Book Review – Hacking Point of Sale: Payment Application Secrets, Threats, and Solutions
The recent number of high profile retail data breaches has many businesses and security practitioners concerned and for good reason. Retail giants such as Target and Neiman Marcus have suffered from mega breaches, leaving tens of millions of credit cards compromised and leading many to ask how it is possible hackers are able to compromise seemingly secure payment systems.
Slava Gomzin who is a Security and Payments Technologist at HP recently authored an excellent book on the topic “Hacking Point of Sale:Payment Application Secrets, Threats, and Solutions“.
Don’t let the title of the book fool you, it’s intended audience isn’t the nefarious hacker types, quite the contrary, the book should become required reading for anyone involved in electronic payments, I would even say not even just those involved in specifically point-of-sale, as quite a few of the topics covered carry over into eCommerce as well.

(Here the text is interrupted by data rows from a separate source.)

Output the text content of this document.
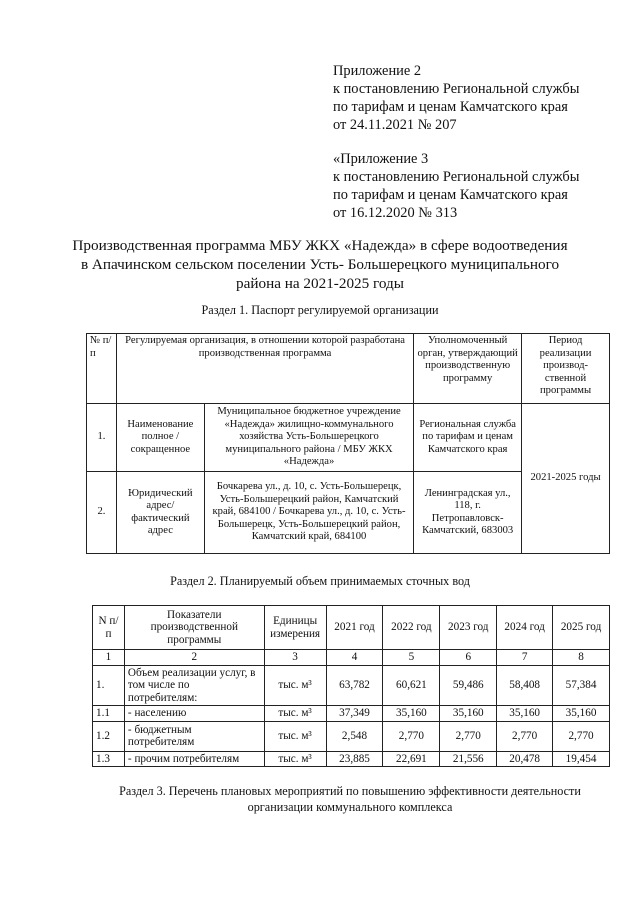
Приложение 2
к постановлению Региональной службы
по тарифам и ценам Камчатского края
от 24.11.2021 № 207
«Приложение 3
к постановлению Региональной службы
по тарифам и ценам Камчатского края
от 16.12.2020 № 313
Производственная программа МБУ ЖКХ «Надежда» в сфере водоотведения в Апачинском сельском поселении Усть- Большерецкого муниципального района на 2021-2025 годы
Раздел 1. Паспорт регулируемой организации
№ п/п	Регулируемая организация, в отношении которой разработана производственная программа		Уполномоченный орган, утверждающий производственную программу	Период реализации производ-ственной программы
1.	Наименование полное / сокращенное	Муниципальное бюджетное учреждение «Надежда» жилищно-коммунального хозяйства Усть-Большерецкого муниципального района / МБУ ЖКХ «Надежда»	Региональная служба по тарифам и ценам Камчатского края	2021-2025 годы
2.	Юридический адрес/фактический адрес	Бочкарева ул., д. 10, с. Усть-Большерецк, Усть-Большерецкий район, Камчатский край, 684100 / Бочкарева ул., д. 10, с. Усть-Большерецк, Усть-Большерецкий район, Камчатский край, 684100	Ленинградская ул., 118, г. Петропавловск-Камчатский, 683003	
Раздел 2. Планируемый объем принимаемых сточных вод
N п/п	Показатели производственной программы	Единицы измерения	2021 год	2022 год	2023 год	2024 год	2025 год
1	2	3	4	5	6	7	8
1.	Объем реализации услуг, в том числе по потребителям:	тыс. м³	63,782	60,621	59,486	58,408	57,384
1.1	- населению	тыс. м³	37,349	35,160	35,160	35,160	35,160
1.2	- бюджетным потребителям	тыс. м³	2,548	2,770	2,770	2,770	2,770
1.3	- прочим потребителям	тыс. м³	23,885	22,691	21,556	20,478	19,454
Раздел 3. Перечень плановых мероприятий по повышению эффективности деятельности организации коммунального комплекса
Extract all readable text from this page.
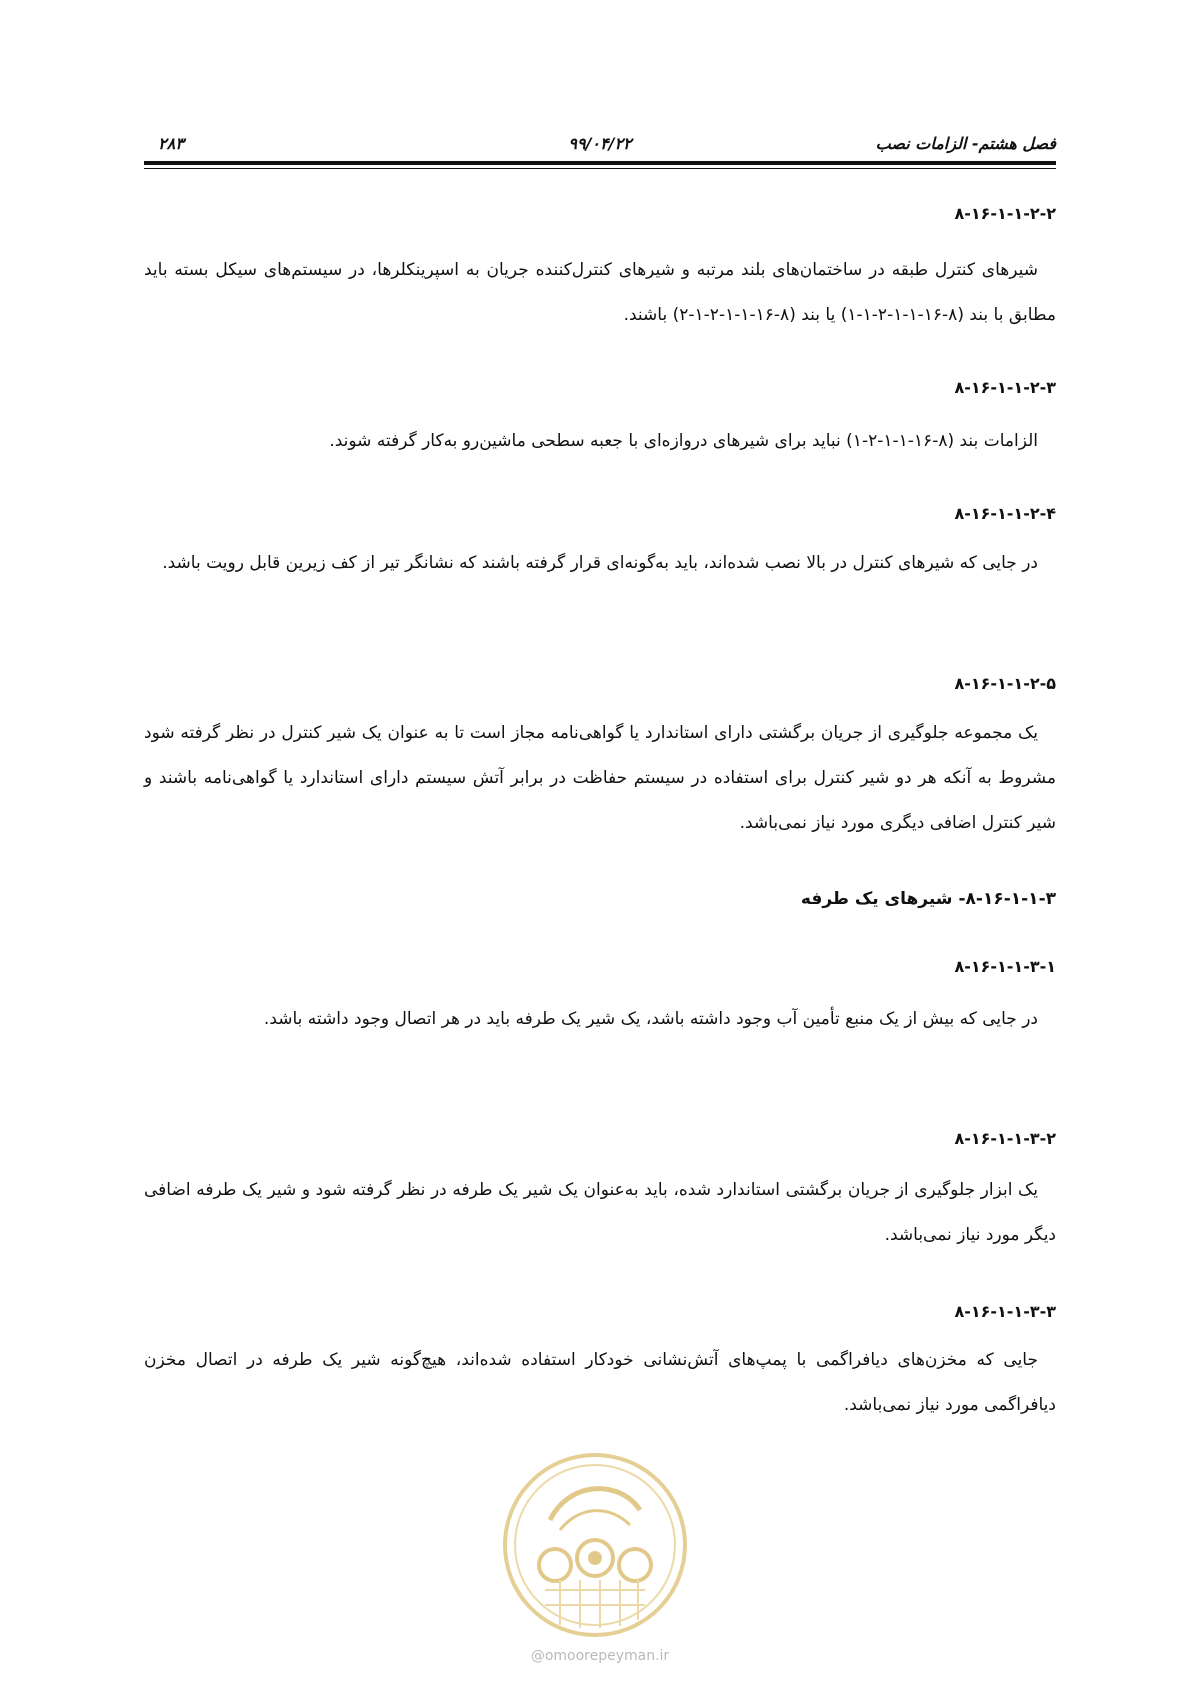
فصل هشتم- الزامات نصب
۹۹/۰۴/۲۲
۲۸۳
۸-۱۶-۱-۱-۲-۲
شیرهای کنترل طبقه در ساختمان‌های بلند مرتبه و شیرهای کنترل‌کننده جریان به اسپرینکلرها، در سیستم‌های سیکل بسته باید مطابق با بند (۸-۱۶-۱-۱-۲-۱-۱) یا بند (۸-۱۶-۱-۱-۲-۱-۲) باشند.
۸-۱۶-۱-۱-۲-۳
الزامات بند (۸-۱۶-۱-۱-۲-۱) نباید برای شیرهای دروازه‌ای با جعبه سطحی ماشین‌رو به‌کار گرفته شوند.
۸-۱۶-۱-۱-۲-۴
در جایی که شیرهای کنترل در بالا نصب شده‌اند، باید به‌گونه‌ای قرار گرفته باشند که نشانگر تیر از کف زیرین قابل رویت باشد.
۸-۱۶-۱-۱-۲-۵
یک مجموعه جلوگیری از جریان برگشتی دارای استاندارد یا گواهی‌نامه مجاز است تا به عنوان یک شیر کنترل در نظر گرفته شود مشروط به آنکه هر دو شیر کنترل برای استفاده در سیستم حفاظت در برابر آتش سیستم دارای استاندارد یا گواهی‌نامه باشند و شیر کنترل اضافی دیگری مورد نیاز نمی‌باشد.
۸-۱۶-۱-۱-۳- شیرهای یک طرفه
۸-۱۶-۱-۱-۳-۱
در جایی که بیش از یک منبع تأمین آب وجود داشته باشد، یک شیر یک طرفه باید در هر اتصال وجود داشته باشد.
۸-۱۶-۱-۱-۳-۲
یک ابزار جلوگیری از جریان برگشتی استاندارد شده، باید به‌عنوان یک شیر یک طرفه در نظر گرفته شود و شیر یک طرفه اضافی دیگر مورد نیاز نمی‌باشد.
۸-۱۶-۱-۱-۳-۳
جایی که مخزن‌های دیافراگمی با پمپ‌های آتش‌نشانی خودکار استفاده شده‌اند، هیچ‌گونه شیر یک طرفه در اتصال مخزن دیافراگمی مورد نیاز نمی‌باشد.
@omoorepeyman.ir
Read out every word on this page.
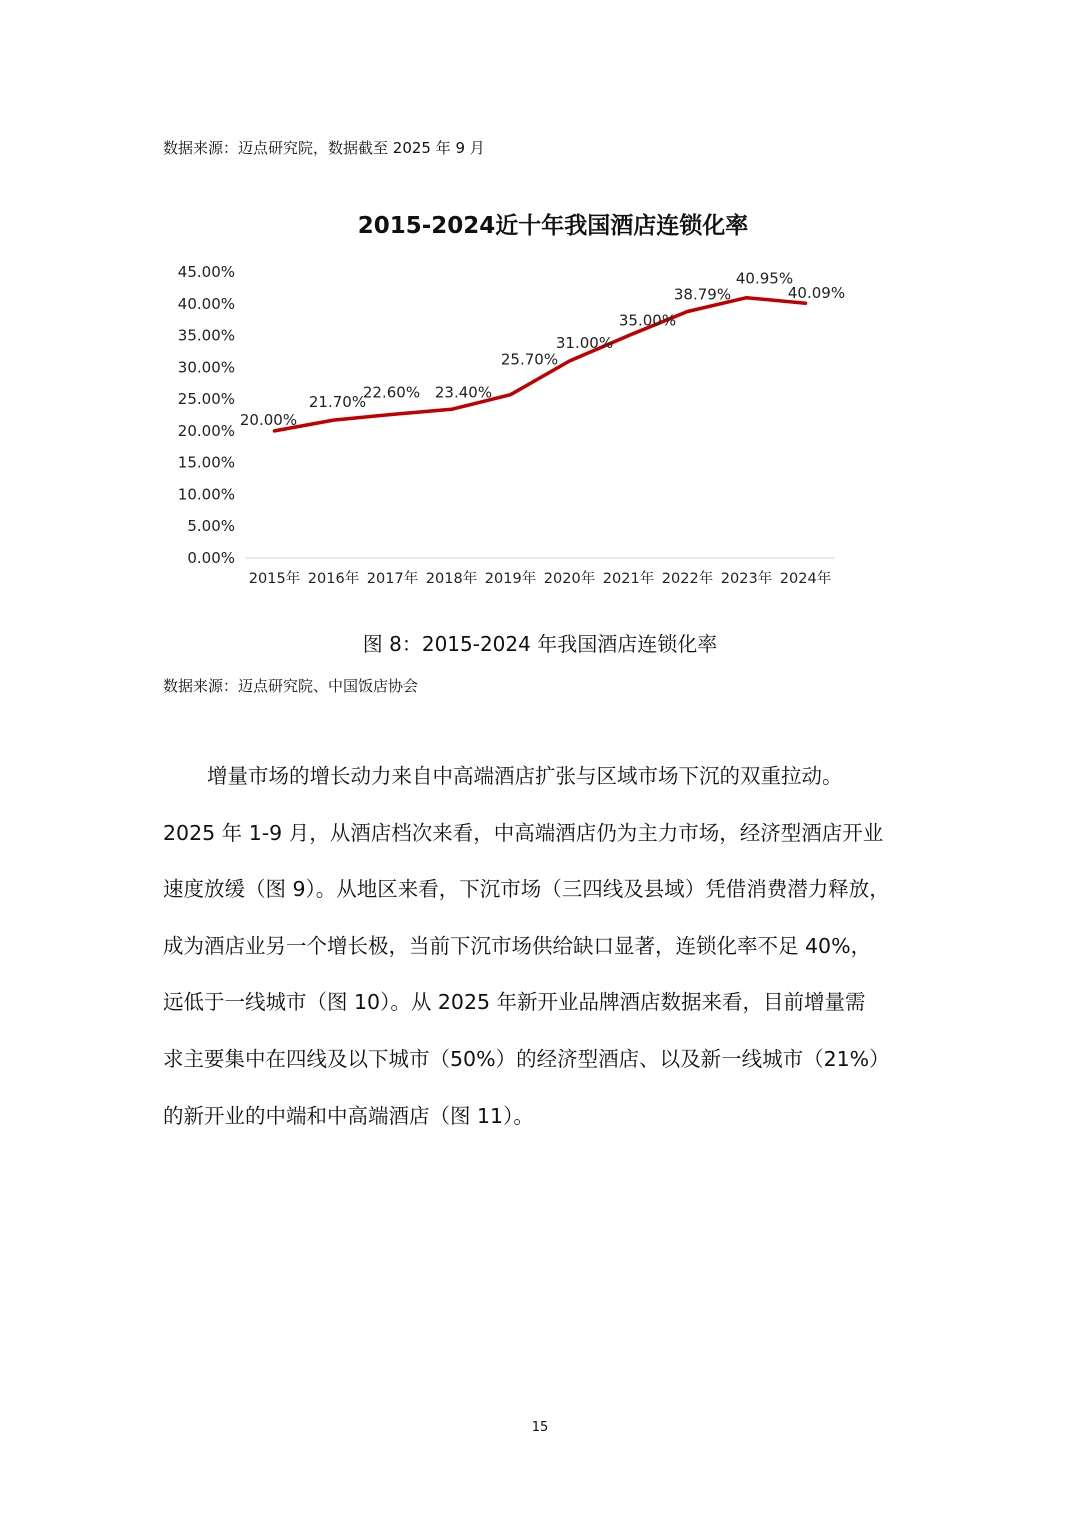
数据来源：迈点研究院，数据截至 2025 年 9 月
2015-2024近十年我国酒店连锁化率
0.00%
5.00%
10.00%
15.00%
20.00%
25.00%
30.00%
35.00%
40.00%
45.00%
2015年 2016年 2017年 2018年 2019年 2020年 2021年 2022年 2023年 2024年
20.00%
21.70%
22.60% 23.40%
25.70%
31.00%
35.00%
38.79%
40.95%
40.09%
图 8：2015-2024 年我国酒店连锁化率
数据来源：迈点研究院、中国饭店协会
增量市场的增长动力来自中高端酒店扩张与区域市场下沉的双重拉动。
2025 年 1-9 月，从酒店档次来看，中高端酒店仍为主力市场，经济型酒店开业
速度放缓（图 9）。从地区来看，下沉市场（三四线及县域）凭借消费潜力释放，
成为酒店业另一个增长极，当前下沉市场供给缺口显著，连锁化率不足 40%，
远低于一线城市（图 10）。从 2025 年新开业品牌酒店数据来看，目前增量需
求主要集中在四线及以下城市（50%）的经济型酒店、以及新一线城市（21%）
的新开业的中端和中高端酒店（图 11）。
15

The language of the book is not overly technical, in fact those involved in the business side can easily understand the concepts outlined in the book and it is a good resource to understand terminology and basic architectures. For the security geeks there are also code samples and more technical details on various topics.The book outlines the architecture of payment systems and identifies inherent vulnerabilities as well as why PCI is not enough, with concrete examples that you can test yourself.